From a September 2009 HE piece: “I wouldn’t call myself a critic in the Eric Kohn/David Edelstein/Matt Zoller Seitz/Justin Chang/Stephen J. Whitty sense of the term. Which can be otherwise defined as seeing every last film that comes along and sitting down like a rank-and-file machinist in Detroit and reviewing every last one (including and especially the awful-awfuls) and always with a five-or-six-paragraph plot synopsis. Which can otherwise be defined as being a good soldier who does the hard and once-necessary task of grappling with all of it, good or bad, rain or shine, sick or healthy. Critics do the job like those pilots in Howard Hawks‘ Only Angels Have Wings flew mail over the Andes.
“But critics aren’t truly and finally critics unless they’re stone Catholics about movies, and I have always been that. I’ve been swimming in these waters for 30 years now and I don’t just skim across the surface of the pond when I see and write about a film. True Catholics put on the wetsuit and dive in each and every time. They swim to the bottom and search around and can identify and quantify the various fish and algae down there, not to mention the geological assessments of silt and sand and bedrock.

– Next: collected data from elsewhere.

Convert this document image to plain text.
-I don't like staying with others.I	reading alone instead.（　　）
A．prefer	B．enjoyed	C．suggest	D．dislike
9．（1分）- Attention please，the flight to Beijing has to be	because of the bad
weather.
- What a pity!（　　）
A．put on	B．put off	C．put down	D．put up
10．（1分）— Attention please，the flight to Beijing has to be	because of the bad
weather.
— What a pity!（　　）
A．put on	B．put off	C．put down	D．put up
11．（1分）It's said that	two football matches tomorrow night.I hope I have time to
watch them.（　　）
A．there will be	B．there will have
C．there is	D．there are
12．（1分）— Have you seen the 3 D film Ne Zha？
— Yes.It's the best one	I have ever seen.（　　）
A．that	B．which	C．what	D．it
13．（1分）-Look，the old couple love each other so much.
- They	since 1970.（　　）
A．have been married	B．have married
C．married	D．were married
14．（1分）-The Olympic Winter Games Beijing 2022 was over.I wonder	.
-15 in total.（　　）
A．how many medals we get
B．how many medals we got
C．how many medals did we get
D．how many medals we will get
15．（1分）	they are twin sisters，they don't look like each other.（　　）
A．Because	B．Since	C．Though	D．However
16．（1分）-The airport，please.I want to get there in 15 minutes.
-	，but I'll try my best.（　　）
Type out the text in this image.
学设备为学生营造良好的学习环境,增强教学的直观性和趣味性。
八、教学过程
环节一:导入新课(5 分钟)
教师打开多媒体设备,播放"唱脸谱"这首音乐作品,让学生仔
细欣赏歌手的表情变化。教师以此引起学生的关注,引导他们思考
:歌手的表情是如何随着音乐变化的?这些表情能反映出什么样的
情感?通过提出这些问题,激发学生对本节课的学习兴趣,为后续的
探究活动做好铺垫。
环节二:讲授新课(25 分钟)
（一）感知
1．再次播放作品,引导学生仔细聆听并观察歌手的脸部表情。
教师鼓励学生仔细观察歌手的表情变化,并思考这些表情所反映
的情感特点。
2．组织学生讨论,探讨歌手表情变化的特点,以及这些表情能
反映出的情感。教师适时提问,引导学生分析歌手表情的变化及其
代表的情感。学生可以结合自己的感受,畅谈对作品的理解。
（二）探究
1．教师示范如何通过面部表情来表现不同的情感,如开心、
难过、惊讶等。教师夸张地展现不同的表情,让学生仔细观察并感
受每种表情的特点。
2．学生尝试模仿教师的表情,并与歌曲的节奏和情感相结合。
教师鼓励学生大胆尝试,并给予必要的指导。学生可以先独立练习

“I do all that and then some. All my life I have felt and communed and wrestled with films as seriously and arduously as Martin Luther did with Catholicism before striking out with the Protestant Reformation. Okay, not every last flick made and distributed on the planet earth but most of the ones worth seeing. Yes, I’ve deliberately chosen not to suffer through each and every film that opens because 60% to 70% of them are soul-sucking torture to sit through. Some of the worst suffering I’ve endured in my life (which has included getting punched and spat upon, being in car and motorcycle accidents, getting arrested and put behind bars, being fired just before Christmas a few times, getting divorced and seeing friends and family members die) has been due to bad films.
“So I’m selective, yes, and my judgment is far from perfect. But even in the murkiest waters I can spot and smell trouble from hundred of yards off, like a shark can pick up distress signals.
“Some seem to feel that blogger-columnists like myself just kind of bop-bop-bop along like red robins and throw out little zingers — i.e., less than fully considered reactions — after seeing this or that film. Sometimes I do toss out facile-seeming reactions but that’s because I’ve decided that a zinger is quite appropriate and sufficient. We all know what proper film criticism is and no, I don’t follow the form. But a fully considered response to a film doesn’t always have to be expressed in ten to twelve graphs with five or six devoted to some droning boilerplate synopsis.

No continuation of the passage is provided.